Sem medo de errar, talvez cerca de 80% das músicas compostas sob o pretexto do evangelicalismo contêm em demasia as palavraseu, mim, meu, minha e nosso, e os verbos estão sempre na primeira pessoa. Pouco se canta sobre a condição do homem, enquanto pecador, fatalmente frágil. Pouco se canta sobre arrependimento, humilhação e ser sal na terra. Pouco se canta sobre a necessidade de santidade e renúncias, e quando muito é para estimular sacrifícios e asceses bem no estilo levítico. Muito se canta sobre liberdade, mas somente aquela que deixa extravasar manifestações do crente no culto, como pular, gritar, dançar e correr (Jesus se deu para esse tipo de “liberdade”? Ouvi ontem o testemunho de um irmão de 50 anos de idade que foi agredido por sua enteada de apenas 16, e não reagiu. Talvez isso seja liberdade). Pouco ou nada se canta sobre a sobreexcelência do Pai, que, apesar de nós, nos permite relacionar com Ele.

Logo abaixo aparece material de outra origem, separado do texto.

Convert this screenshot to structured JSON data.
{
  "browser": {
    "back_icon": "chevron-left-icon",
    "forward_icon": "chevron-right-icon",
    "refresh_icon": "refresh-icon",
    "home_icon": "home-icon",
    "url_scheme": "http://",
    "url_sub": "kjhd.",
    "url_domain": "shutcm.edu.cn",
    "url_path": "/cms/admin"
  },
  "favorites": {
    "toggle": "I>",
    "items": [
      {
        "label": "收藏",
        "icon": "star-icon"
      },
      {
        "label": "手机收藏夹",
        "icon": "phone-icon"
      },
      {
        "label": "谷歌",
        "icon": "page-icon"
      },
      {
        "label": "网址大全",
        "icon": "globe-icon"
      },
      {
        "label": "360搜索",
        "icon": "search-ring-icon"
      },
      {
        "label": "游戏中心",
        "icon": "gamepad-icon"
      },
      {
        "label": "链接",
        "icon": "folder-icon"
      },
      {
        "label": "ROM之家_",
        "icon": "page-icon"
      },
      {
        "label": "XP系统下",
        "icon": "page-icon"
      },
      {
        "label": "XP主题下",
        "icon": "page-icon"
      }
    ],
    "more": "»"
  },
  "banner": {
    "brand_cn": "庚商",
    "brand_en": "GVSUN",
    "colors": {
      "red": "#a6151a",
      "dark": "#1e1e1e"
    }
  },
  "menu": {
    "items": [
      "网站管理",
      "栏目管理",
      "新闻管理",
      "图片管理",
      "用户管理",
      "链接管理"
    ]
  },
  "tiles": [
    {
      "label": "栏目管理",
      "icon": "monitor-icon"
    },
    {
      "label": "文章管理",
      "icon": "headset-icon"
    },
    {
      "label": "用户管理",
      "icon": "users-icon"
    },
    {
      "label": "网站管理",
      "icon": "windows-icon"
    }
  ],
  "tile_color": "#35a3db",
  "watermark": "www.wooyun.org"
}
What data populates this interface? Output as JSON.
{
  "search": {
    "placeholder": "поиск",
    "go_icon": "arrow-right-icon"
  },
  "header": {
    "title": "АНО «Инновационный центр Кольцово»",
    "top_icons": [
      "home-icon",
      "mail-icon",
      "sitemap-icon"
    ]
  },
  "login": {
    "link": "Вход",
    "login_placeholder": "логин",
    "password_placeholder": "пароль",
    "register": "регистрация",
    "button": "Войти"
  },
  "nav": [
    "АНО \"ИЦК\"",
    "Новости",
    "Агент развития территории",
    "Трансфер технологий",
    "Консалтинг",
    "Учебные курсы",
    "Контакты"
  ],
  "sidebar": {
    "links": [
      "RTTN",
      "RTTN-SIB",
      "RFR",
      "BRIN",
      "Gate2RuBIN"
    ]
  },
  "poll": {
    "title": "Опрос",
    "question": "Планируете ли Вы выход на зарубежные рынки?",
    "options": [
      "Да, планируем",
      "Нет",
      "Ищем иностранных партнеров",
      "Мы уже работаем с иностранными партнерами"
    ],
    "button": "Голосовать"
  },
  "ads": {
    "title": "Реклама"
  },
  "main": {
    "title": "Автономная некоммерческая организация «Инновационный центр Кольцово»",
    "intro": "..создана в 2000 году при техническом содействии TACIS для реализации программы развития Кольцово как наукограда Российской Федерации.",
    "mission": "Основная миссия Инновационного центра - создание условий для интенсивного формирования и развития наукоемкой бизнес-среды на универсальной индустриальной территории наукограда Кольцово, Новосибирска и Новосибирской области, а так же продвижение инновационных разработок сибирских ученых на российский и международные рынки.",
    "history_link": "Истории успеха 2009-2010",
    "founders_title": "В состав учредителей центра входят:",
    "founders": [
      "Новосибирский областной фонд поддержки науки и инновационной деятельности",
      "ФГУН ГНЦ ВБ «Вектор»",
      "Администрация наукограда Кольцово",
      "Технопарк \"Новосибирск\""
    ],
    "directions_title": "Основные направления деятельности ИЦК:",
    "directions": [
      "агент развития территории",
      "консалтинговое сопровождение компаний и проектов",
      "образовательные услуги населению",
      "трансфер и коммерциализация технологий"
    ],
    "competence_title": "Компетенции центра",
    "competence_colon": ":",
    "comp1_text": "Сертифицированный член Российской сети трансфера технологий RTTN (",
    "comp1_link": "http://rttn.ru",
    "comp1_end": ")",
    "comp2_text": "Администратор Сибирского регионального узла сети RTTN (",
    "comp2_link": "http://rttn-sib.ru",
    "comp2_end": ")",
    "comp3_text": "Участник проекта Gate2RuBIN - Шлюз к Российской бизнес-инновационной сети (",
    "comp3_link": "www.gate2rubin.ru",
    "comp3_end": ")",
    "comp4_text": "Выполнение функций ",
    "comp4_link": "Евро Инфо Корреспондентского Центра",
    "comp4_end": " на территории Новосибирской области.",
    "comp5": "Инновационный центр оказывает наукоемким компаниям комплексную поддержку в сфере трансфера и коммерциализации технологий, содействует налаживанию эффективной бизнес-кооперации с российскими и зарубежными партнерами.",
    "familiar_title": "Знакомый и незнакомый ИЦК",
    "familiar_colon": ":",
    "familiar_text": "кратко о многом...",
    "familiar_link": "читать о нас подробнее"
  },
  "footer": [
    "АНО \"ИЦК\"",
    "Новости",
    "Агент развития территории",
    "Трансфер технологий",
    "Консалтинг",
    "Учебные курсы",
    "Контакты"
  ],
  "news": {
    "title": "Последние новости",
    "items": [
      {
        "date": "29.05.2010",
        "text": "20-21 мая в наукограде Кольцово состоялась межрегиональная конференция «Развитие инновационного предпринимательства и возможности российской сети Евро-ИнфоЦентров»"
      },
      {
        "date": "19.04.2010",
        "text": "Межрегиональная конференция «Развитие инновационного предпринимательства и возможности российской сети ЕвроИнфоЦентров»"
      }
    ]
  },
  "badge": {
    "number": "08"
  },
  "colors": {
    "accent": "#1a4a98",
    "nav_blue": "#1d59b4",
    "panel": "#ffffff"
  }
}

Precisamos sair dessa “em-si-mesmice” (Desculpe o palavrão. Quero apenas dizer, foco em si mesmo), para dar lugar à entronização incondicional de Deus. Sobre isso, aliás, já nos ensinou o pastor Renato Vargens, da Igreja Cristã da Aliança em Niterói.
Essa coisa que tem acometido a igreja do Brasil recentemente parece ser ainda eco do que ocorreu lá pelos idos anos 1300 (Séc. XIV), o nascedouro do Humanismo, sobretudo o renascentista. Só que no meio cristão-evangélico, como essa ideia é maldita e repulsiva, ela vem travestida de uma suavização insolente, na proposta de um Deus-Humanista, aliás, pós-humanista. Os “louvores” por aqui têm apenas exposto o que está no imaginário religioso de nossas igrejas: antropocentrismo, hedonismo, otimismo triunfalista, confissão positiva e individualismo.
Humanismo é a filosofia moral que coloca os humanos como principais, numa escala de importância. O humanismo clássico, com se sabe, surgiu para pôr em relevo o homem em contraposição a Deus. No entanto, mais tarde surgiriam ideias que seriam batizadas de “humanismo renascentista”, que firmaria o antropocentrismo sem negar a existência e a superioridade de Deus. A saída para conciliar esse imbróglio foi parir a ideia de um Deus Supremo, passivo, que é radicalmente sensível à Sua própria criação, deslumbrado com o ser humano que tem fé, e que está sempre disposto a dar-lhe tudo que seus devaneios possam desejar.
Assim, o antropocentrismo era a ideia de o homem ser o centro do pensamento filosófico, ao contrário do teocentrismo, que era a ideia de Deus no centro do pensamento filosófico. Mas o que temos hoje é um teocentrismo retórico, neo-humanista, que na verdade entroniza o ser humano, exaltando-o pela sua fé, suas conquistas e suas qualidades.
Humanistas notórios como Gianozzo Manetti, Guilherme de Ockham, Carlos Bernardo González Pecotche, Francesco Petrarca, Pico de La Mirandola e Auguste Comte certamente não teriam ousado tanto. Tamanha ginástica mental e promiscuidade espiritual não eram privilégios de seus tempos.